Tindle, a self-proclaimed champion of self-examination, devotes an entire chapter to step three of the attitude change process – examining your outlook in action by learning to listen to your inner conversation. Tindle suggests it could be some of our inner conversations that are actually acting as barriers to healthy aging. She advises we approach our thoughts and beliefs as if they were “hypotheses to be proven or refuted, becoming the researcher of your own case study.” The recommended methods to achieve this are: cognitive behavioral therapy, mindfulness, contemplation, guided imagery and motivational interviewing. All of the techniques are clearly explained with examples of them working in real-world context.

Other steps toward attitude change include acknowledging accomplishments as concrete evidence that you really can make changes; engaging in regular exercise and getting sufficient sleep, which are crucial to a healthier attitude; reaching out for the benefits of social support when your attitude latitude has veered off course, and finally spending time in open green space as this has been linked to better health and longer life.

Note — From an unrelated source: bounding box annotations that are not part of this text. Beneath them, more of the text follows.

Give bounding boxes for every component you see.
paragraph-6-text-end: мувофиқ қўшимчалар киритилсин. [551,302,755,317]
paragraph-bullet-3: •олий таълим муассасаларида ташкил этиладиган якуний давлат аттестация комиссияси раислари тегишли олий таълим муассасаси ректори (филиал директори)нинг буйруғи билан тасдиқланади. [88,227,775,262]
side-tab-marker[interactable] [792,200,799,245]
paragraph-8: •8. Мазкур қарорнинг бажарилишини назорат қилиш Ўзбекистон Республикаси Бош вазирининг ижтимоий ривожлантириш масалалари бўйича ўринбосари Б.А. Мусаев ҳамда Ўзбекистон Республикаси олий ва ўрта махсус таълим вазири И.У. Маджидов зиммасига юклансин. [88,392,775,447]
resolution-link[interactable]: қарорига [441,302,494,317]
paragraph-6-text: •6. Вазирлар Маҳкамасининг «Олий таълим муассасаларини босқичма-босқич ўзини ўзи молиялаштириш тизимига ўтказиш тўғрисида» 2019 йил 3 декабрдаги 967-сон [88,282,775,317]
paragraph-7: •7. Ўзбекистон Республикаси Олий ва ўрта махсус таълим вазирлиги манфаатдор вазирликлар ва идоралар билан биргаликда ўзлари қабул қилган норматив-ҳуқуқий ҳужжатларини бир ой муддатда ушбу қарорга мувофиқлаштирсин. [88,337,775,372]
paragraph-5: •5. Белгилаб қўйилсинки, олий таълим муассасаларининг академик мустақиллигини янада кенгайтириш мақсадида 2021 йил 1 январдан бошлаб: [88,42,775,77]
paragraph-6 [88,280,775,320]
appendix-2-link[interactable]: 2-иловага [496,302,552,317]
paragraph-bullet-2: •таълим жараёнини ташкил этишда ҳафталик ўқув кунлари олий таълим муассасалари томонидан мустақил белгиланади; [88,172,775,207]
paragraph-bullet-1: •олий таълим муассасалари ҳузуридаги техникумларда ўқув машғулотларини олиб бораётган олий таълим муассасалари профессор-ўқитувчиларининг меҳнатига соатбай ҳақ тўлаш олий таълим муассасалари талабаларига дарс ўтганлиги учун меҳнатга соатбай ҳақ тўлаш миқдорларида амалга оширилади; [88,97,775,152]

It is not always easy to be optimistic, but Up gives both hope and help. Dr. Tindle tackles the extensive research and complex issues of healthy aging with insight, wisdom and compassion, presenting it in a warm and engaging manner. As Up so clearly demonstrates, a healthier attitude begets healthier action or behaviours, which in turn begets a healthier attitude. With the seven steps for attitude change to guide us, we have the tools to get and stay on this upward spiral.